Livre de Preocupações
Um homem está em pé dentro do ônibus lotado, voltando de seu emprego. Cabeça baixa, parecendo desanimado. Dentro de sua cabeça uma confusão, muitas idéias.
Talvez esteja desanimado porque não goste do emprego que tem. Ou talvez por causa do salário baixíssimo. Talvez tenha problemas em casa. Com a esposa. Com a filha. Não. Em sua casa estão todos convivendo muito bem. Deve ser mesmo problema econômico. É muito mais comum. Ele está olhando agora pela janela. Olhando todas as pessoas que passam. As casas e os carros. Alguma coisa o faz virar a cabeça para não perder de vista. Crianças de rua. Mendigando. Talvez esteja pensando no salário. Nas dívidas que continuam aumentando. Talvez pense que logo vai ser despejado da casa que aluga por não poder pagar aluguel. E que talvez sua família logo esteja junto àquelas crianças que acabara de ver. E não há nada que ele possa fazer.
A viagem é longa e cansativa, fazendo-o pegar no sono mesmo de pé.
Ele se encontra logo no começo do ônibus. De frente para o vidro frontal. De onde pode ver o motorista.
Está ali apenas porque o ônibus está tão lotado que nem passar pelo cobrador conseguiu ainda.
Este lugar não é muito bom. É perigoso demais. E especialmente para ele.
Pois em uma fração de segundo, seu sono é perturbado por uma freada brusca. O ônibus bate e para.
Ele não. Ele continua indo em frente, passando pelo vidro, por cima de um carro e finalmente aterrissando dolorosamente no chão.
Com o susto, todos se levantam e começam a falar juntos. A primeira ação do motorista é olhar para trás para ver a situação dos passageiros. Todos aflitos. Alguns reclamando do motorista. Ninguém havia percebido, que mais à frente, fora do ônibus, havia um corpo imóvel no chão. Nem mesmo o motorista.

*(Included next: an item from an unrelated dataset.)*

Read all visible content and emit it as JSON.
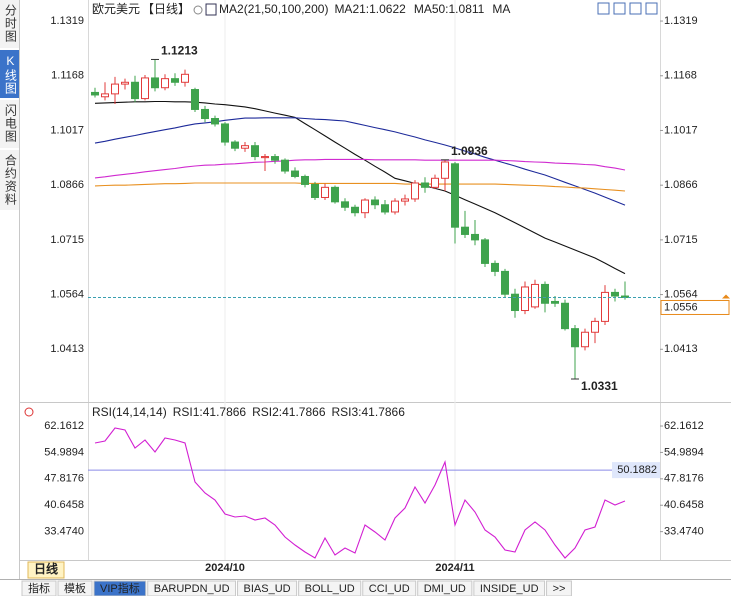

Mas pouco tempo depois, ele nota o estado do vidro. Demora um pouco para perceber que alguma coisa atravessou o vidro e fez com que ficasse desse jeito. Mas enfim percebeu, e começou a procurar, passando os olhos em toda a extensão à frente. Foi quando encontrou o homem ferido. Imediatamente soltou o seu cinto de segurança, que foi a única coisa que evitou que ele se juntasse ao homem estendido no chão, e correu para fora do ônibus.
Motoristas de ônibus costumam ter treinamento em primeiros socorros para situações como está. Nem todos davam muita importância para o treinamento por achar que nunca precisariam dele. E, naquele momento, ele se sentiu com sorte por ser um dos que fez o treinamento corretamente. Assim pôde colocar os dedos no lado esquerdo do pescoço do homem e perceber que... ele estava morto.